The first illusion was that Clinton was New Democrat, a moderate unafraid to challenge liberal interests and unwilling to coddle criminals or pamper the poor. During the campaign, Clinton demonstrated his independence by insulting Jesse Jackson, executing Arkansas convicts and catering to the "forgotten middle class" while ignoring the poor.
These symbolic actions and omissions obscured the only substantial difference between this New Democrat and the old ones: Clinton was unwilling to let principle stand in the way of victory.
But before jumping to condemn Clinton for the lies we eagerly embraced during the campaign, we should consider our own role in disseminating the illusion. Moderate voters--the famous Reagan Democrats--were disenchanted by Bush and ready to accept Clinton's claim to moderacy.

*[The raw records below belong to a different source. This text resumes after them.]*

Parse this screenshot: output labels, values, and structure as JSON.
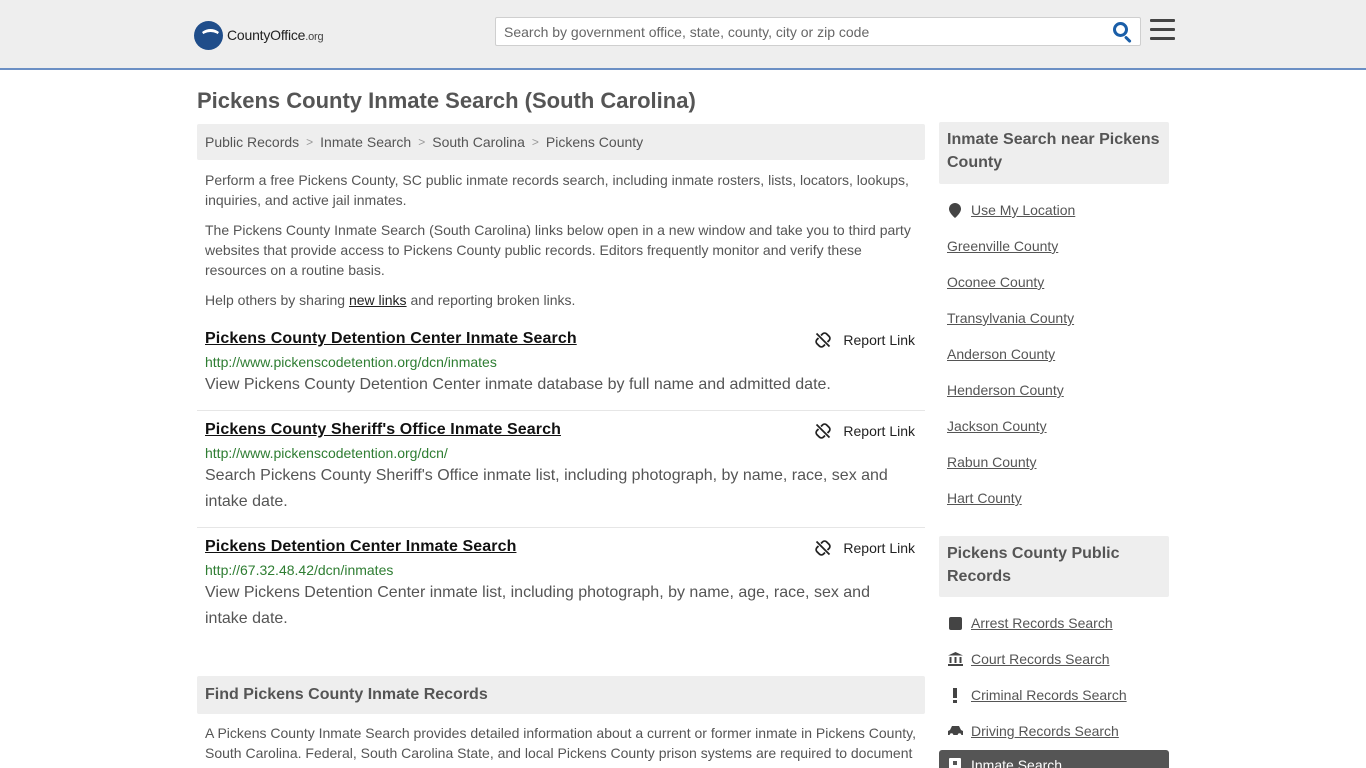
{
  "header": {
    "logo_text_main": "CountyOffice",
    "logo_text_tld": ".org",
    "search_placeholder": "Search by government office, state, county, city or zip code",
    "brand_color": "#1f4d8a",
    "accent_color": "#1a5ea8"
  },
  "page": {
    "title": "Pickens County Inmate Search (South Carolina)"
  },
  "breadcrumb": [
    "Public Records",
    "Inmate Search",
    "South Carolina",
    "Pickens County"
  ],
  "intro": {
    "p1": "Perform a free Pickens County, SC public inmate records search, including inmate rosters, lists, locators, lookups, inquiries, and active jail inmates.",
    "p2": "The Pickens County Inmate Search (South Carolina) links below open in a new window and take you to third party websites that provide access to Pickens County public records. Editors frequently monitor and verify these resources on a routine basis.",
    "p3_before": "Help others by sharing ",
    "p3_link": "new links",
    "p3_after": " and reporting broken links."
  },
  "links": [
    {
      "title": "Pickens County Detention Center Inmate Search",
      "url": "http://www.pickenscodetention.org/dcn/inmates",
      "desc": "View Pickens County Detention Center inmate database by full name and admitted date.",
      "report_label": "Report Link"
    },
    {
      "title": "Pickens County Sheriff's Office Inmate Search",
      "url": "http://www.pickenscodetention.org/dcn/",
      "desc": "Search Pickens County Sheriff's Office inmate list, including photograph, by name, race, sex and intake date.",
      "report_label": "Report Link"
    },
    {
      "title": "Pickens Detention Center Inmate Search",
      "url": "http://67.32.48.42/dcn/inmates",
      "desc": "View Pickens Detention Center inmate list, including photograph, by name, age, race, sex and intake date.",
      "report_label": "Report Link"
    }
  ],
  "find_section": {
    "title": "Find Pickens County Inmate Records",
    "body": "A Pickens County Inmate Search provides detailed information about a current or former inmate in Pickens County, South Carolina. Federal, South Carolina State, and local Pickens County prison systems are required to document"
  },
  "sidebar": {
    "near_title": "Inmate Search near Pickens County",
    "near_items": [
      {
        "label": "Use My Location",
        "icon": "location-pin-icon"
      },
      {
        "label": "Greenville County"
      },
      {
        "label": "Oconee County"
      },
      {
        "label": "Transylvania County"
      },
      {
        "label": "Anderson County"
      },
      {
        "label": "Henderson County"
      },
      {
        "label": "Jackson County"
      },
      {
        "label": "Rabun County"
      },
      {
        "label": "Hart County"
      }
    ],
    "records_title": "Pickens County Public Records",
    "records_items": [
      {
        "label": "Arrest Records Search",
        "icon": "arrest-icon"
      },
      {
        "label": "Court Records Search",
        "icon": "courthouse-icon"
      },
      {
        "label": "Criminal Records Search",
        "icon": "exclamation-icon"
      },
      {
        "label": "Driving Records Search",
        "icon": "car-icon"
      }
    ],
    "active_item": {
      "label": "Inmate Search",
      "icon": "inmate-icon"
    }
  }
}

The warning signs that he was a liberal existed even during the campaign, in the form of a thousand quiet promises made to liberal interest groups: promises to increase AIDS research funding, to end the military ban on homosexuals, to guarantee a woman's right to choose abortion, to welcome Haitian refugees and to penalize China for its human rights violations.
But anyone who believed Clinton would fulfill every promise he made during the campaign--anyone who believed he would cut the deficit in half, dramatically redistribute America's wealth, reverse twelve years of misguided spending priorities, reform health care and tax only the wealthiest Americans--anyone who bought this illusion was pathetically naive. Ronald Reagan should have been lesson enough for the American electorate.
Of course, many people suspected all along that Clinton was a closet liberal, and that the New Democrat rhetoric would fade after January 20. These cynical liberals were complicit in the hoax because they forgave Clinton for saying whatever it took to be elected. Their suspicions have been vindicated--Clinton's liberalism has not taken long to emerge. But liberals remain unsatisfied because Clinton has failed to adequately compensate them for their complicity by fulfilling all of his campaign promises in his first hundred days.
The expectation that the entire Clinton agenda would be enacted by now was fostered by a second illusion on which Clinton founded his campaign. This illusion, which even Clinton may have believed, was the assumption that everything could be accomplished with a presidential command. It was common during the campaign to hear candidate Clinton promise that within his first months in office he would sign an order repealing this Bush policy or reversing that Bush decision.
But since Inaugural Day, we have all learned that presidential will is not always enough. Perhaps we were naive to believe, for example, that the military would voluntarily abandon its bigotry simply because the Commander-in-Chief issued an executive order ending discrimination against gays and lesbians.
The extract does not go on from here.